Hemas 2Q net profit down 14% over slowing demand, higher costs
Diversified conglomerate Hemas Holdings PLC continued to face challenges during the second quarter of the 2018 financial year (2Q18) ended September 2017, with a sharp fall in the bottom line compared to the same period last year, attributed to contractions across most of the group’s operating segments stemming from cost increases.
Net profit for 2Q18 fell 14.3 percent year-on-year (YOY) to Rs.726 million, while earnings per share fell to Rs.1.27 from Rs.1.48 YOY. The share prices of Hemas remained unchanged at Rs.130 at market close yesterday.
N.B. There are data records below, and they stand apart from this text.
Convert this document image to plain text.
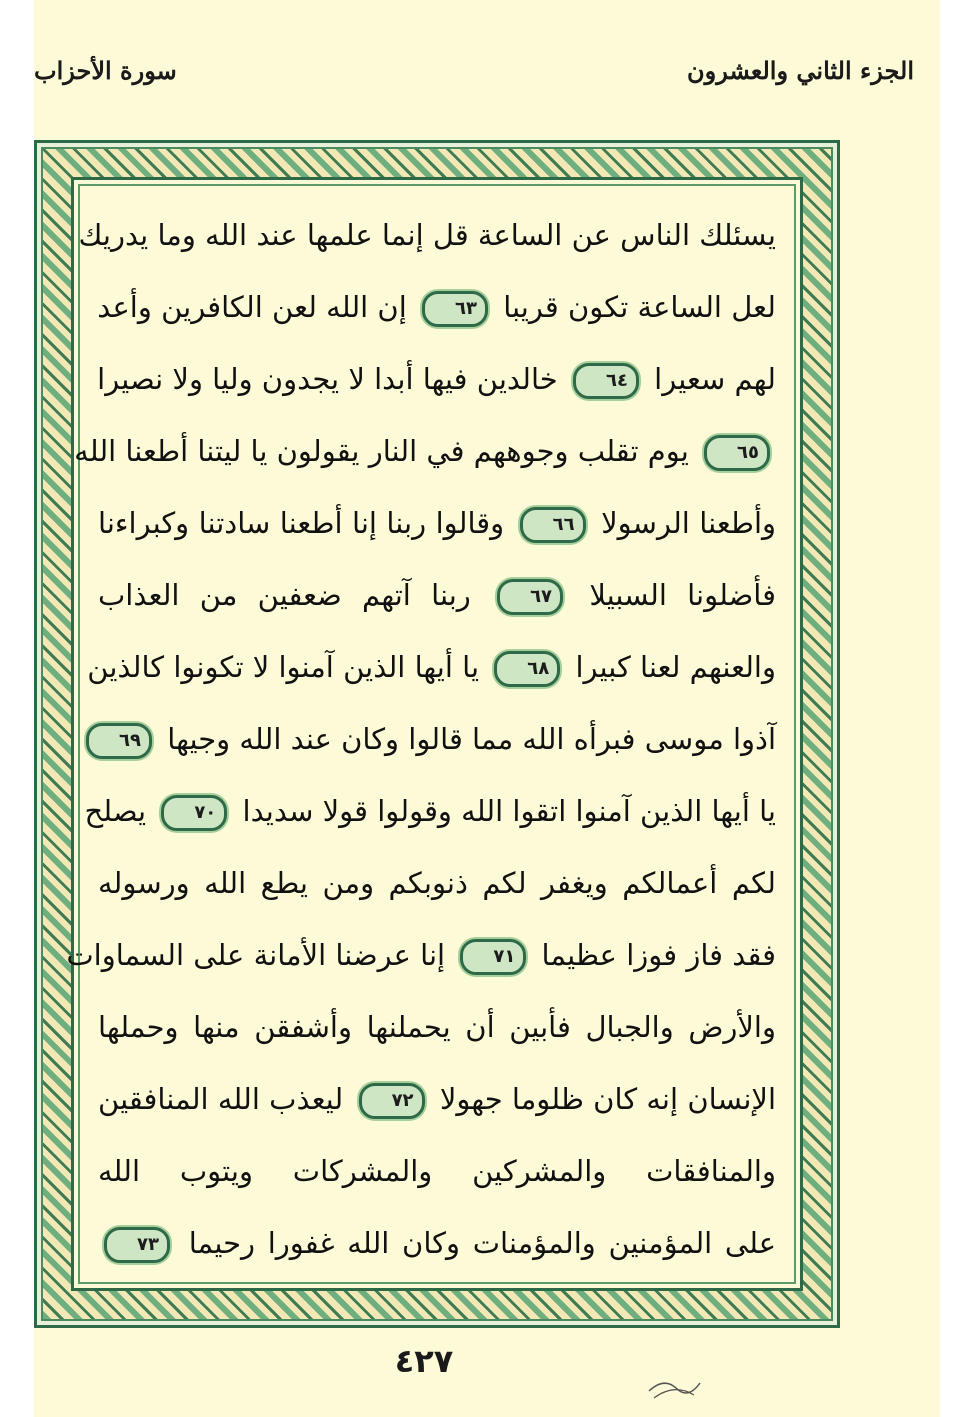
الجزء الثاني والعشرون
سورة الأحزاب
يسئلك الناس عن الساعة قل إنما علمها عند الله وما يدريك
لعل الساعة تكون قريبا ٦٣ إن الله لعن الكافرين وأعد
لهم سعيرا ٦٤ خالدين فيها أبدا لا يجدون وليا ولا نصيرا
٦٥ يوم تقلب وجوههم في النار يقولون يا ليتنا أطعنا الله
وأطعنا الرسولا ٦٦ وقالوا ربنا إنا أطعنا سادتنا وكبراءنا
فأضلونا السبيلا ٦٧ ربنا آتهم ضعفين من العذاب
والعنهم لعنا كبيرا ٦٨ يا أيها الذين آمنوا لا تكونوا كالذين
آذوا موسى فبرأه الله مما قالوا وكان عند الله وجيها ٦٩
يا أيها الذين آمنوا اتقوا الله وقولوا قولا سديدا ٧٠ يصلح
لكم أعمالكم ويغفر لكم ذنوبكم ومن يطع الله ورسوله
فقد فاز فوزا عظيما ٧١ إنا عرضنا الأمانة على السماوات
والأرض والجبال فأبين أن يحملنها وأشفقن منها وحملها
الإنسان إنه كان ظلوما جهولا ٧٢ ليعذب الله المنافقين
والمنافقات والمشركين والمشركات ويتوب الله
على المؤمنين والمؤمنات وكان الله غفورا رحيما ٧٣
٤٢٧
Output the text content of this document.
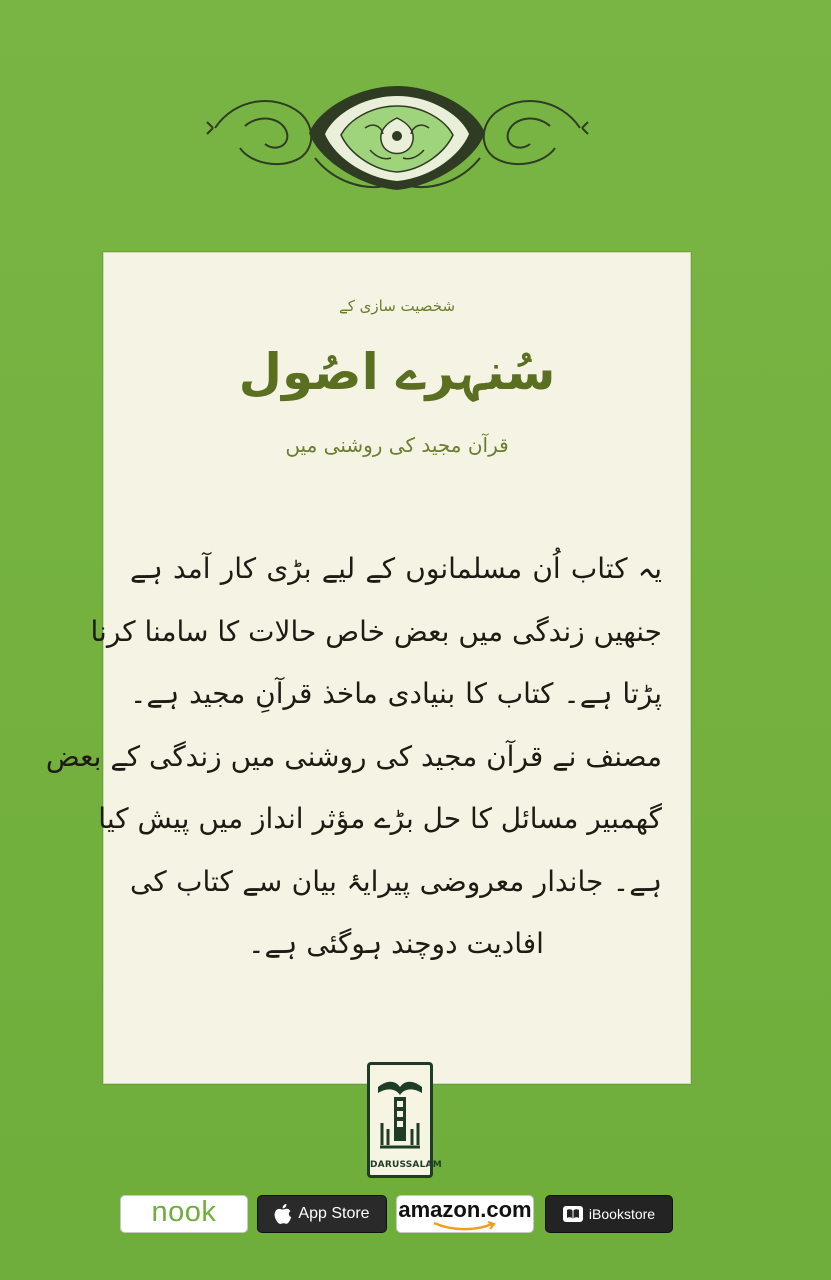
شخصیت سازی کے
سُنہرے اصُول
قرآن مجید کی روشنی میں
یہ کتاب اُن مسلمانوں کے لیے بڑی کار آمد ہے
جنھیں زندگی میں بعض خاص حالات کا سامنا کرنا
پڑتا ہے۔ کتاب کا بنیادی ماخذ قرآنِ مجید ہے۔
مصنف نے قرآن مجید کی روشنی میں زندگی کے بعض
گھمبیر مسائل کا حل بڑے مؤثر انداز میں پیش کیا
ہے۔ جاندار معروضی پیرایۂ بیان سے کتاب کی
افادیت دوچند ہوگئی ہے۔
DARUSSALAM
nook	App Store amazon.com	iBookstore
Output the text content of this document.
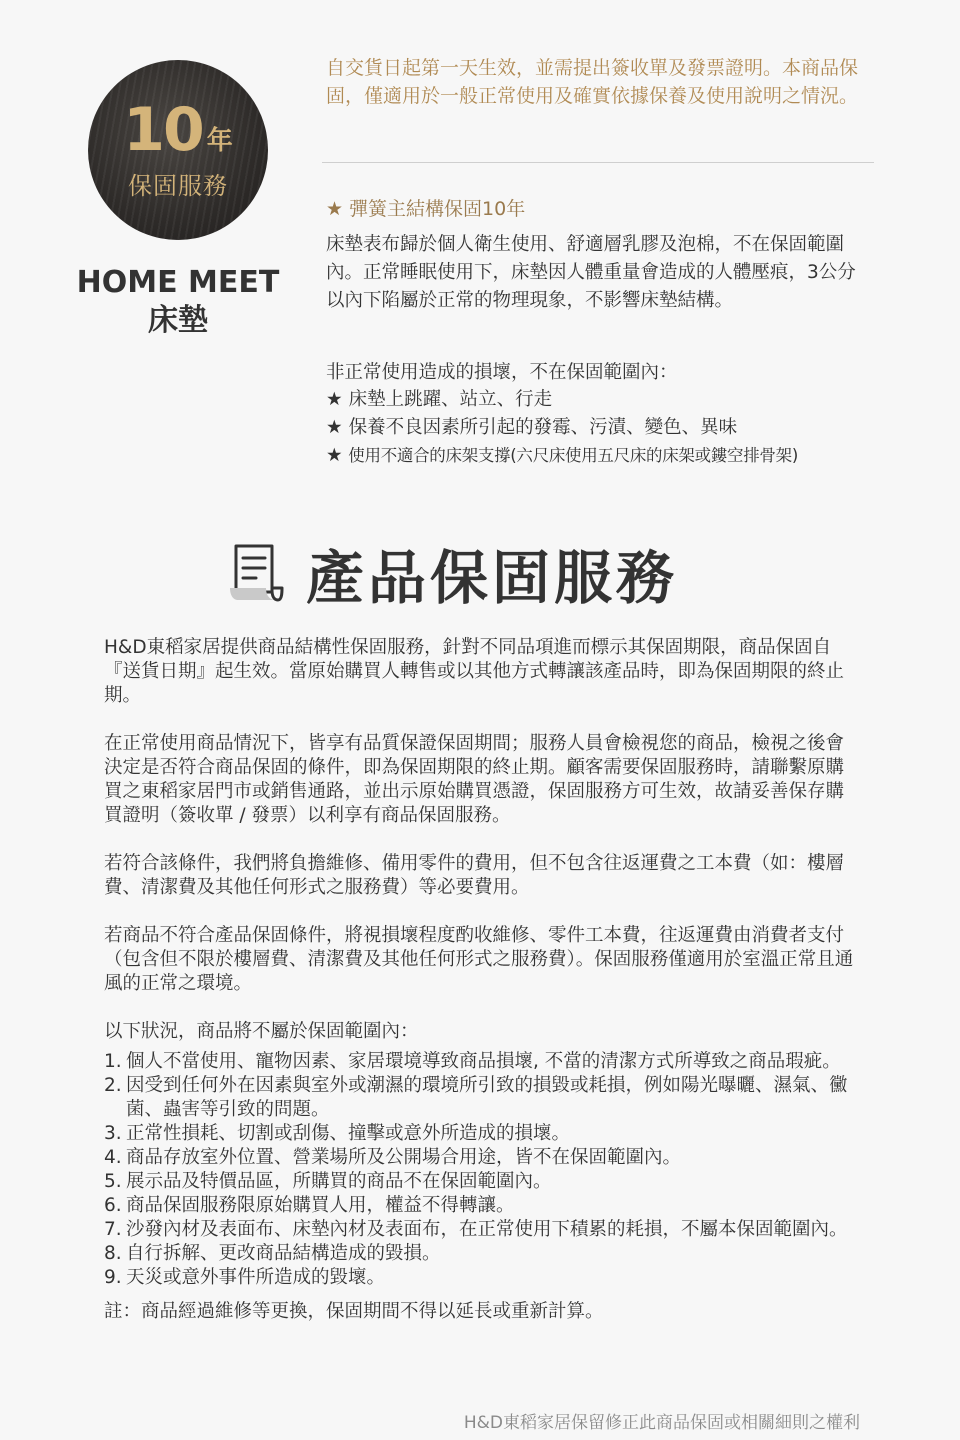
10 年
保固服務
HOME MEET
床墊
自交貨日起第一天生效，並需提出簽收單及發票證明。本商品保固，僅適用於一般正常使用及確實依據保養及使用說明之情況。
★ 彈簧主結構保固10年
床墊表布歸於個人衛生使用、舒適層乳膠及泡棉，不在保固範圍內。正常睡眠使用下，床墊因人體重量會造成的人體壓痕，3公分以內下陷屬於正常的物理現象，不影響床墊結構。
非正常使用造成的損壞，不在保固範圍內：
★ 床墊上跳躍、站立、行走
★ 保養不良因素所引起的發霉、污漬、變色、異味
★ 使用不適合的床架支撐(六尺床使用五尺床的床架或鏤空排骨架)
產品保固服務

H&D東稻家居提供商品結構性保固服務，針對不同品項進而標示其保固期限，商品保固自『送貨日期』起生效。當原始購買人轉售或以其他方式轉讓該產品時，即為保固期限的終止期。

在正常使用商品情況下，皆享有品質保證保固期間；服務人員會檢視您的商品，檢視之後會決定是否符合商品保固的條件，即為保固期限的終止期。顧客需要保固服務時，請聯繫原購買之東稻家居門市或銷售通路，並出示原始購買憑證，保固服務方可生效，故請妥善保存購買證明（簽收單 / 發票）以利享有商品保固服務。

若符合該條件，我們將負擔維修、備用零件的費用，但不包含往返運費之工本費（如：樓層費、清潔費及其他任何形式之服務費）等必要費用。

若商品不符合產品保固條件，將視損壞程度酌收維修、零件工本費，往返運費由消費者支付（包含但不限於樓層費、清潔費及其他任何形式之服務費）。保固服務僅適用於室溫正常且通風的正常之環境。

以下狀況，商品將不屬於保固範圍內：

1. 個人不當使用、寵物因素、家居環境導致商品損壞, 不當的清潔方式所導致之商品瑕疵。
2. 因受到任何外在因素與室外或潮濕的環境所引致的損毀或耗損，例如陽光曝曬、濕氣、黴菌、蟲害等引致的問題。
3. 正常性損耗、切割或刮傷、撞擊或意外所造成的損壞。
4. 商品存放室外位置、營業場所及公開場合用途，皆不在保固範圍內。
5. 展示品及特價品區，所購買的商品不在保固範圍內。
6. 商品保固服務限原始購買人用，權益不得轉讓。
7. 沙發內材及表面布、床墊內材及表面布，在正常使用下積累的耗損，不屬本保固範圍內。
8. 自行拆解、更改商品結構造成的毀損。
9. 天災或意外事件所造成的毀壞。

註：商品經過維修等更換，保固期間不得以延長或重新計算。

H&D東稻家居保留修正此商品保固或相關細則之權利
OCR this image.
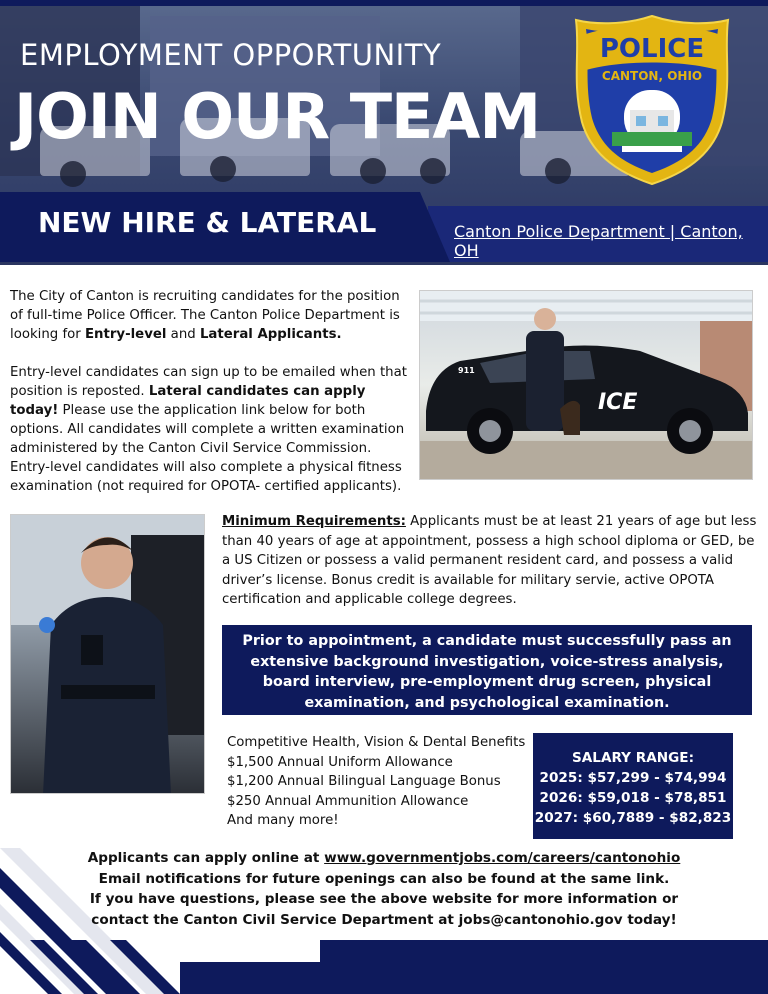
EMPLOYMENT OPPORTUNITY
JOIN OUR TEAM
POLICE
CANTON, OHIO
NEW HIRE & LATERAL	Canton Police Department | Canton, OH

The City of Canton is recruiting candidates for the position of full-time Police Officer. The Canton Police Department is looking for Entry-level and Lateral Applicants.

Entry-level candidates can sign up to be emailed when that position is reposted. Lateral candidates can apply today! Please use the application link below for both options. All candidates will complete a written examination administered by the Canton Civil Service Commission. Entry-level candidates will also complete a physical fitness examination (not required for OPOTA- certified applicants).

ICE
911
Minimum Requirements: Applicants must be at least 21 years of age but less than 40 years of age at appointment, possess a high school diploma or GED, be a US Citizen or possess a valid permanent resident card, and possess a valid driver’s license. Bonus credit is available for military servie, active OPOTA certification and applicable college degrees.
Prior to appointment, a candidate must successfully pass an extensive background investigation, voice-stress analysis, board interview, pre-employment drug screen, physical examination, and psychological examination.
Competitive Health, Vision & Dental Benefits
$1,500 Annual Uniform Allowance
$1,200 Annual Bilingual Language Bonus
$250 Annual Ammunition Allowance
And many more!
SALARY RANGE:
2025: $57,299 - $74,994
2026: $59,018 - $78,851
2027: $60,7889 - $82,823
Applicants can apply online at www.governmentjobs.com/careers/cantonohio
Email notifications for future openings can also be found at the same link.
If you have questions, please see the above website for more information or
contact the Canton Civil Service Department at jobs@cantonohio.gov today!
Hemas’ leisure, travel and aviation segment ran into a net loss of Rs.17.8 million due to a fall in occupancy at group hotels, while the consumer segment net profits fell by 20 percent YOY due to a weakening domestic market and higher distribution expenses, especially in the group’s operations in Bangladesh, according to Bartleet Religare Securities (BRS).
BRS said that the healthcare segment net profits fell in the low single-digit level due to rupee depreciation, although the pharmaceuticals manufacturing arm registered a 7 percent YOY growth in earnings. The logistics and maritime segment profits increased 78.1 percent YOY to Rs.148.5 million.
Group revenue expanded 8.6 percent YOY to Rs.11.7 billion. The healthcare segment, which accounts for nearly half of the group’s revenue, recorded Rs.5.5 billion in sales, increasing 14.1 percent YOY.